# How to prove that $\lim_{n\to\infty}\int_n^\infty f(x) dx = 0$ when $f$ is integrable.

Suppose $$f$$ is a nonnegative integrable function. (Here, the integrals are Lebesgue integrals.) Is there an elementary way to prove that $$\lim_{n\to\infty}\int_n^\infty f(x) dx = 0$$ without using the dominated convergence theorem?

Here is how I think you can prove it with the dominated convergence theorem: Since $$f(x)\chi_{[n, \infty)}(x) \to 0$$ and $$\lvert f(x)\chi_{[n, \infty)}(x) \rvert \leq f(x)$$, by the dominated convergence theorem, we have that $$\lim_{n\to\infty}\int f(x) \chi_{[n, \infty)} = \lim_{n\to\infty}\int_n^\infty f(x) dx = 0.$$

Perhaps there is a way to prove it with the monotone convergence theorem?
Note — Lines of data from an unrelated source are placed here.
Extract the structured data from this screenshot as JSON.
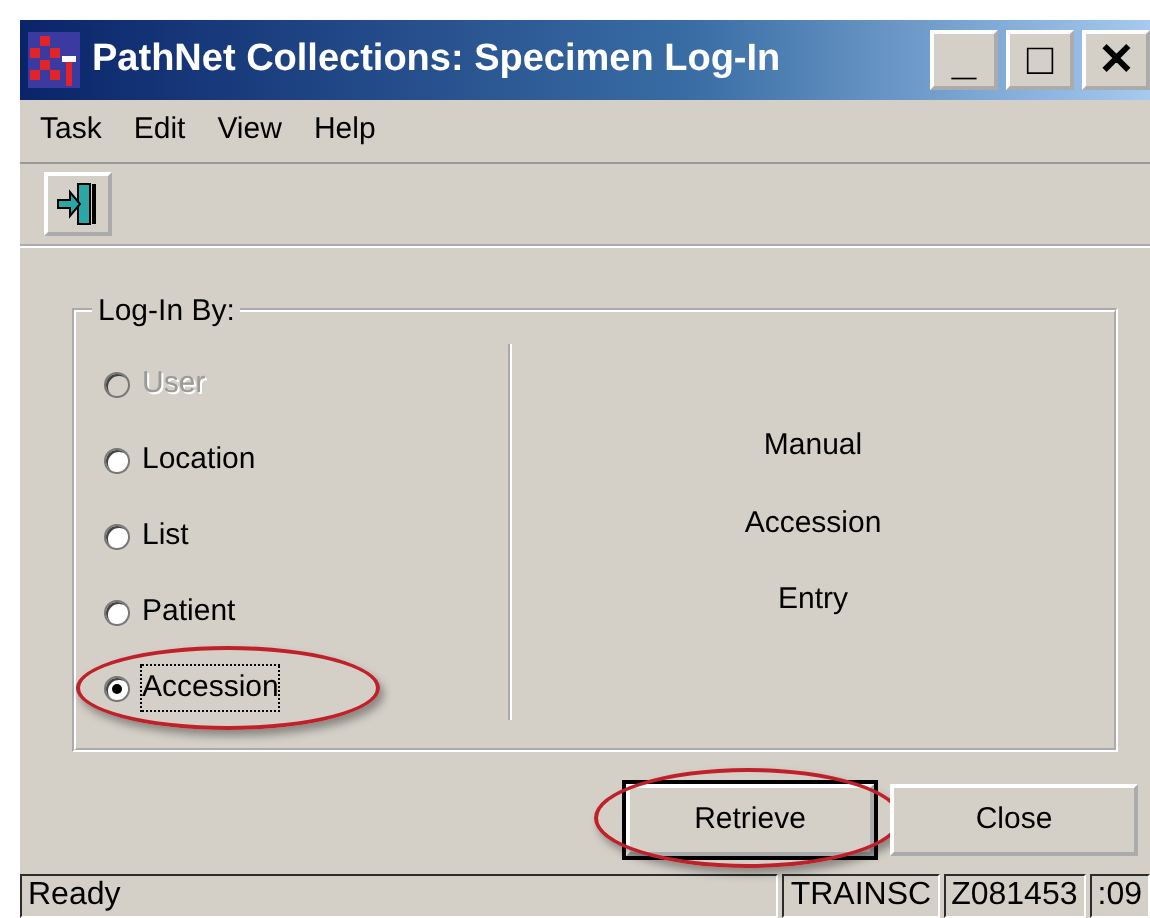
{
  "window": {
    "title": "PathNet Collections: Specimen Log-In",
    "controls": [
      "_",
      "□",
      "✕"
    ]
  },
  "menu": [
    "Task",
    "Edit",
    "View",
    "Help"
  ],
  "group": {
    "title": "Log-In By:",
    "options": [
      {
        "label": "User",
        "selected": false,
        "disabled": true,
        "highlighted": false
      },
      {
        "label": "Location",
        "selected": false,
        "disabled": false,
        "highlighted": false
      },
      {
        "label": "List",
        "selected": false,
        "disabled": false,
        "highlighted": false
      },
      {
        "label": "Patient",
        "selected": false,
        "disabled": false,
        "highlighted": false
      },
      {
        "label": "Accession",
        "selected": true,
        "disabled": false,
        "highlighted": true
      }
    ],
    "description": [
      "Manual",
      "Accession",
      "Entry"
    ]
  },
  "buttons": [
    {
      "label": "Retrieve",
      "highlighted": true
    },
    {
      "label": "Close",
      "highlighted": false
    }
  ],
  "status_bar": [
    "Ready",
    "TRAINSC",
    "Z081453",
    ":09"
  ]
}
• Why does it seem so obvious to you that $f(x)\chi_{[n, \infty)}(x) \to 0$ ? Oct 16 '18 at 17:47
• @DonAntonio I thought that for $x$ fixed, $\chi_{[n,\infty)}(x) \to 0$, and so since $f(x)$ is a fixed real number, $f(x)\chi_{[n,\infty)}(x) \to 0$ as well. Oct 16 '18 at 17:52
• Ok, I see now you meant the limit wrt $\;n\;$, of course, and not wrt $\;x\;$ , as I assumed...Thanks. Oct 16 '18 at 18:05

Let $$f$$ be integrable and non-negative. Then $$A \mapsto \int_A f$$ is a finite measure, let's call it $$\varphi$$. Now, a very fundamental lemma about measures asserts that for a decreasing chain of subsets $$A_0 \supset A_1 \supset \ldots$$ with $$\varphi(A_0) < \infty$$ we have $$\lim_{n \to \infty} \varphi(A_n) = \varphi(\cap_{n \in \mathbb{N}} A_n)$$. In your case, the intersection is empty and we obtain the result.
• It's probably good to note that the proof that $\varphi$ is a finite measure relies on something like the monotone convergence theorem. Nevertheless, I like this answer and I upvoted it :-) Oct 17 '18 at 20:49
• Actually, I looked it up in the lecture notes when I learned measure theory and we first proved that $\varphi$ is a measure (directly after the definition of the integral) and used it for the monotone convergence theorem. But of course, a lot of those theorems and lemmas can be arranged in a different order.
You can indeed prove this using the monotone convergence theorem. Let $$f_n = f\cdot \chi_{[0,n]}$$. Then $$0\le f_n \le f_{n+1}$$ for each $$n$$, and $$f_n \to f$$ pointwise. Hence, by the monotone convergence theorem, $$\int f_n\,dx \to \int f\,dx.$$ Of course $$f \ge f_n$$, so the above limit really means $$\lim_{n\to\infty}\big(\int f\,dx - \int f_n\,dx\big) = 0$$. By linearity of the integral, we have $$\int f\,dx-\int f_n\,dx = \int f\cdot(1-\chi_{[0,n]})\,dx = \int f\cdot \chi_{(n,\infty)}\,dx = \int_n^\infty f\,dx.$$ (Of course, $$0\le \int f_n\,dx <\infty$$ for each $$n$$ since $$f$$ is integrable, so the subtraction above actually makes sense.) The claim follows by letting $$n\to\infty$$.
We can go back to the definition of Lebesgue integral and use the fact that for all positive $$\varepsilon$$, there exists a function $$s$$ which is a linear combination of indicator function of set of finite measure such that $$f-s$$ is non-negative and $$\int_{\mathbb R}(f-s)(x)\mathrm dx\lt \varepsilon$$. Therefore, it suffices to prove the result when $$f$$ is an indicator function of a set of finite measure. This follows from the fact that if $$A$$ has a finite measure, then the sequence $$\left(A_n\right)_{n\geqslant 1}$$ defined by $$A_n:=A\cap \left[n,+\infty\right)$$ is non-increasing and $$A_1$$ has a finite measure.